Nginx is one of those tools that does a lot more than most people use it for. Most folks set it up to serve static files and leave it at that, but it's also a really solid reverse proxy, and that's what we're using it for here.

The problem it solves is pretty simple. If you've ever tried running two or three self-hosted services on the same VPS, you've already hit the wall: only one process can bind to port 80 or 443 at a time. So what do you do with the rest? You put Nginx in front of all of them. It sits on port 443, reads the hostname on each incoming request, and forwards it to whichever app owns that subdomain, all on the same machine, all over HTTPS.

By the end of this tutorial you'll have:

  • A self-hosted ntfy push-notification server running in Docker, reachable at ntfy.<your_domain>
  • A Python Flask API managed as a systemd service, reachable at app.<your_domain>
  • Both apps served over HTTPS with Let's Encrypt certificates that renew automatically
  • A reusable pattern: adding a third or fourth app only takes about five minutes once this is in place

The reason I'm doing this with native Nginx server blocks rather than a tool like Nginx Proxy Manager is because you get full control over the config. Everything lives in plain text files that you can read, edit, put in version control, and actually understand. There's no GUI to babysit and no extra layer that can silently break at 3 AM.

architecture diagram

Prerequisites

  • A server with:
    • Ubuntu 22.04, 24.04 or 26.04
    • 2 vCPU, 4 GB RAM (e.g. CX23 with Hetzner) is more than enough for this whole setup
  • A domain name
    • DNS (e.g. with Hetzner or Cloudflare).
    • This tutorial uses <your_domain> as a placeholder; swap in your real domain everywhere you see it.
  • Basic comfort with the Linux terminal:
    • SSH, sudo, and editing files with nano or vim

Example terminology

  • Username: holu
  • Domain: <your_domain>
  • Server IP: <your_server_ip>

Step 1 - Initial Server Setup

Step 1.1 - Connect and update the system

Log in over SSH as root:

ssh root@<your_server_ip>

Update the package index and apply any pending upgrades:

apt update && apt upgrade -y

Always do this on a fresh server before installing anything. You want to start from current security patches, not whatever version happened to ship in the base image.
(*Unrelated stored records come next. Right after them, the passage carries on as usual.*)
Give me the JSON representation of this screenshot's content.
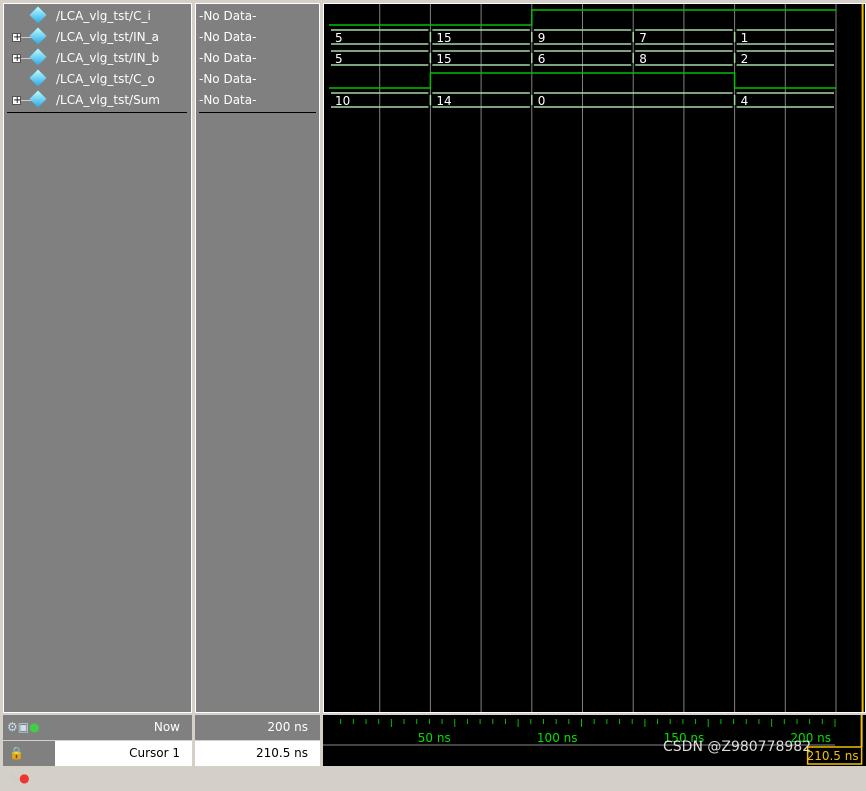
{
  "signals": [
    {
      "name": "/LCA_vlg_tst/C_i",
      "value": "-No Data-",
      "expandable": false,
      "type": "bit",
      "wave": [
        [
          0,
          0
        ],
        [
          80,
          1
        ]
      ]
    },
    {
      "name": "/LCA_vlg_tst/IN_a",
      "value": "-No Data-",
      "expandable": true,
      "type": "bus",
      "wave": [
        [
          0,
          "5"
        ],
        [
          40,
          "15"
        ],
        [
          80,
          "9"
        ],
        [
          120,
          "7"
        ],
        [
          160,
          "1"
        ]
      ]
    },
    {
      "name": "/LCA_vlg_tst/IN_b",
      "value": "-No Data-",
      "expandable": true,
      "type": "bus",
      "wave": [
        [
          0,
          "5"
        ],
        [
          40,
          "15"
        ],
        [
          80,
          "6"
        ],
        [
          120,
          "8"
        ],
        [
          160,
          "2"
        ]
      ]
    },
    {
      "name": "/LCA_vlg_tst/C_o",
      "value": "-No Data-",
      "expandable": false,
      "type": "bit",
      "wave": [
        [
          0,
          0
        ],
        [
          40,
          1
        ],
        [
          160,
          0
        ]
      ]
    },
    {
      "name": "/LCA_vlg_tst/Sum",
      "value": "-No Data-",
      "expandable": true,
      "type": "bus",
      "wave": [
        [
          0,
          "10"
        ],
        [
          40,
          "14"
        ],
        [
          80,
          "0"
        ],
        [
          160,
          "4"
        ]
      ]
    }
  ],
  "time_range_ns": [
    0,
    200
  ],
  "ticks": [
    {
      "t": 50,
      "label": "50 ns"
    },
    {
      "t": 100,
      "label": "100 ns"
    },
    {
      "t": 150,
      "label": "150 ns"
    },
    {
      "t": 200,
      "label": "200 ns"
    }
  ],
  "now": {
    "label": "Now",
    "value": "200 ns"
  },
  "cursor": {
    "label": "Cursor 1",
    "value": "210.5 ns",
    "time_ns": 210.5,
    "readout": "210.5 ns"
  },
  "watermark": "CSDN @Z980778982",
  "colors": {
    "bit": "#00c000",
    "bus": "#a8d8a8",
    "cursor": "#f0c000",
    "grid": "#808080"
  }
}
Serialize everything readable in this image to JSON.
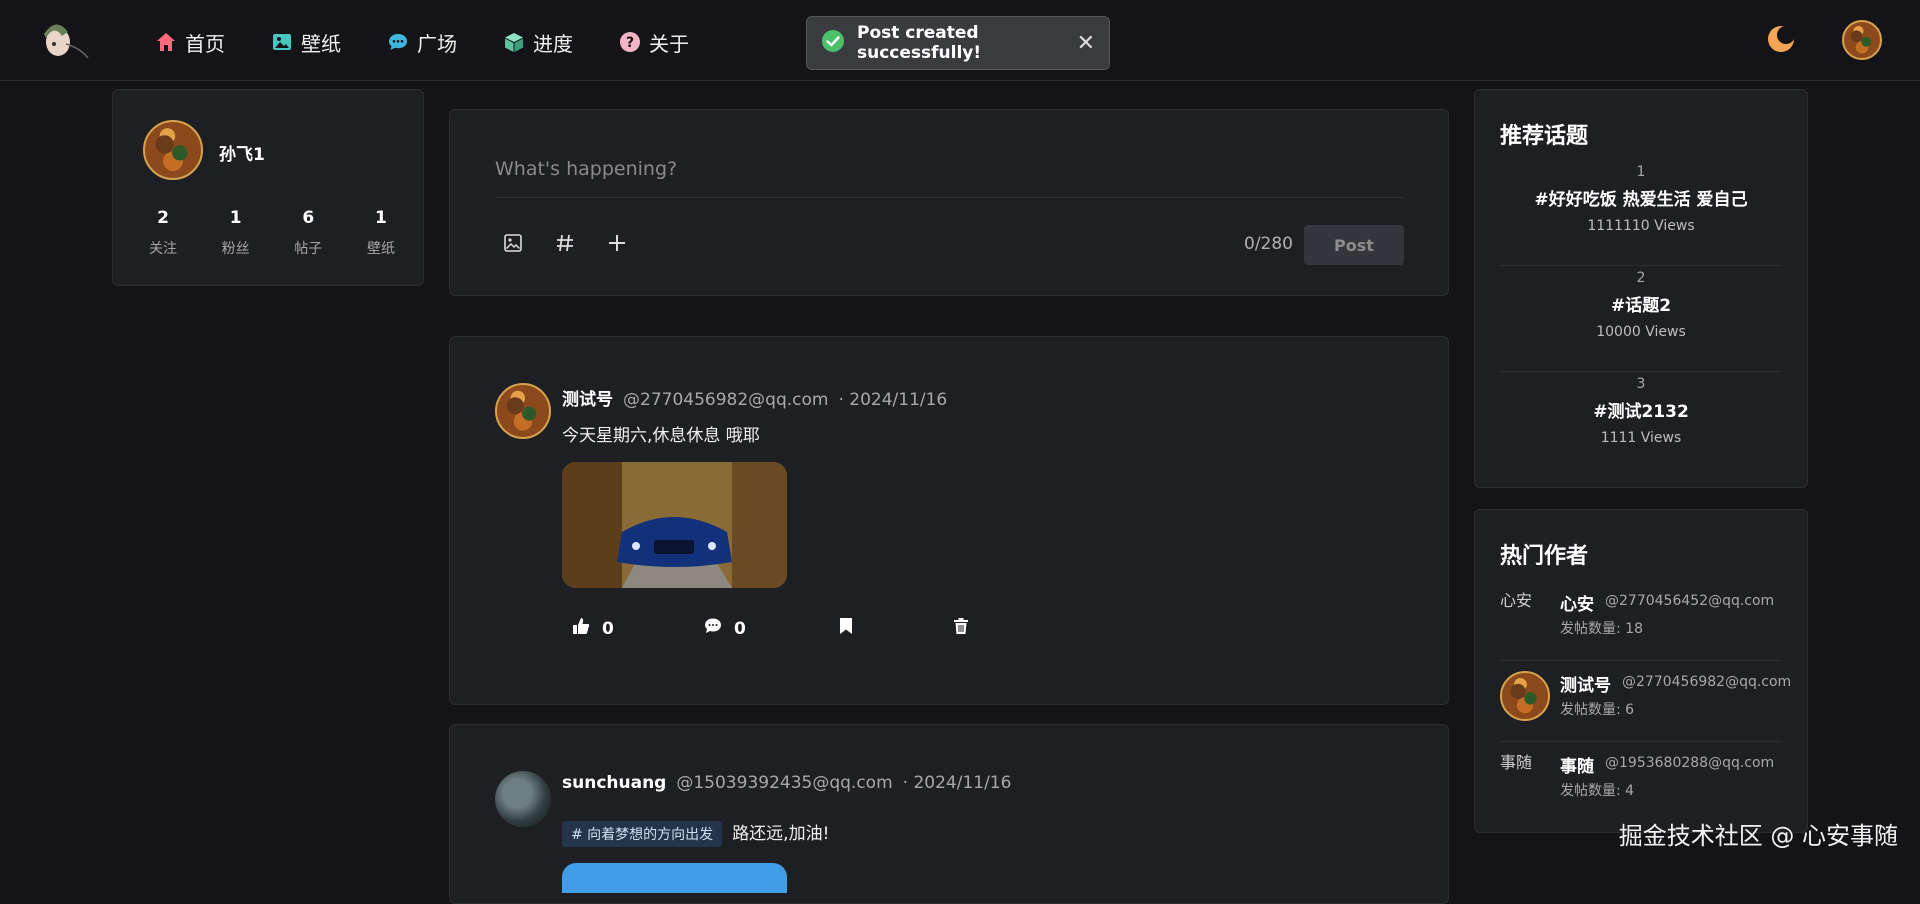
{
  "nav": {
    "items": [
      {
        "label": "首页",
        "icon": "home-icon",
        "color": "#ff6b7d"
      },
      {
        "label": "壁纸",
        "icon": "image-icon",
        "color": "#46c7c0"
      },
      {
        "label": "广场",
        "icon": "chat-icon",
        "color": "#3fb6dd"
      },
      {
        "label": "进度",
        "icon": "cube-icon",
        "color": "#6fd6b0"
      },
      {
        "label": "关于",
        "icon": "question-icon",
        "color": "#f5b4c4"
      }
    ]
  },
  "toast": {
    "text": "Post created successfully!",
    "icon": "check-circle-icon",
    "close": "✕"
  },
  "profile": {
    "name": "孙飞1",
    "stats": [
      {
        "value": "2",
        "label": "关注"
      },
      {
        "value": "1",
        "label": "粉丝"
      },
      {
        "value": "6",
        "label": "帖子"
      },
      {
        "value": "1",
        "label": "壁纸"
      }
    ]
  },
  "composer": {
    "placeholder": "What's happening?",
    "counter": "0/280",
    "post_label": "Post"
  },
  "posts": [
    {
      "author": "测试号",
      "email": "@2770456982@qq.com",
      "date": "· 2024/11/16",
      "text": "今天星期六,休息休息 哦耶",
      "likes": "0",
      "comments": "0"
    },
    {
      "author": "sunchuang",
      "email": "@15039392435@qq.com",
      "date": "· 2024/11/16",
      "tag": "# 向着梦想的方向出发",
      "text": "路还远,加油!"
    }
  ],
  "topics": {
    "title": "推荐话题",
    "items": [
      {
        "rank": "1",
        "name": "#好好吃饭 热爱生活 爱自己",
        "views": "1111110 Views"
      },
      {
        "rank": "2",
        "name": "#话题2",
        "views": "10000 Views"
      },
      {
        "rank": "3",
        "name": "#测试2132",
        "views": "1111 Views"
      }
    ]
  },
  "authors": {
    "title": "热门作者",
    "items": [
      {
        "avatar_alt": "心安",
        "name": "心安",
        "email": "@2770456452@qq.com",
        "count": "发帖数量: 18"
      },
      {
        "avatar_alt": "",
        "name": "测试号",
        "email": "@2770456982@qq.com",
        "count": "发帖数量: 6"
      },
      {
        "avatar_alt": "事随",
        "name": "事随",
        "email": "@1953680288@qq.com",
        "count": "发帖数量: 4"
      }
    ]
  },
  "watermark": "掘金技术社区 @ 心安事随"
}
Step 1.2 - Create a non-root user

Running everything as root is asking for trouble. Create a regular user with sudo access:

adduser holu
usermod -aG sudo holu

Copy your SSH key across so you can log in as holu without a password:

rsync --archive --chown=holu:holu ~/.ssh /home/holu

Now log out and reconnect as holu. Everything from here on is done as holu:

ssh holu@<your_server_ip>

Step 1.3 - Configure the firewall (UFW)

Ubuntu ships with UFW but it's disabled by default. The critical thing here is to allow SSH before you enable the firewall — skipping that step will lock you out of the server immediately:

sudo ufw allow OpenSSH
sudo ufw allow 80/tcp
sudo ufw allow 443/tcp
sudo ufw enable
sudo ufw status

Expected output:

Status: active

To                         Action      From
--                         ------      ----
OpenSSH                    ALLOW       Anywhere
80/tcp                     ALLOW       Anywhere
443/tcp                    ALLOW       Anywhere
OpenSSH (v6)               ALLOW       Anywhere (v6)
80/tcp (v6)                ALLOW       Anywhere (v6)
443/tcp (v6)               ALLOW       Anywhere (v6)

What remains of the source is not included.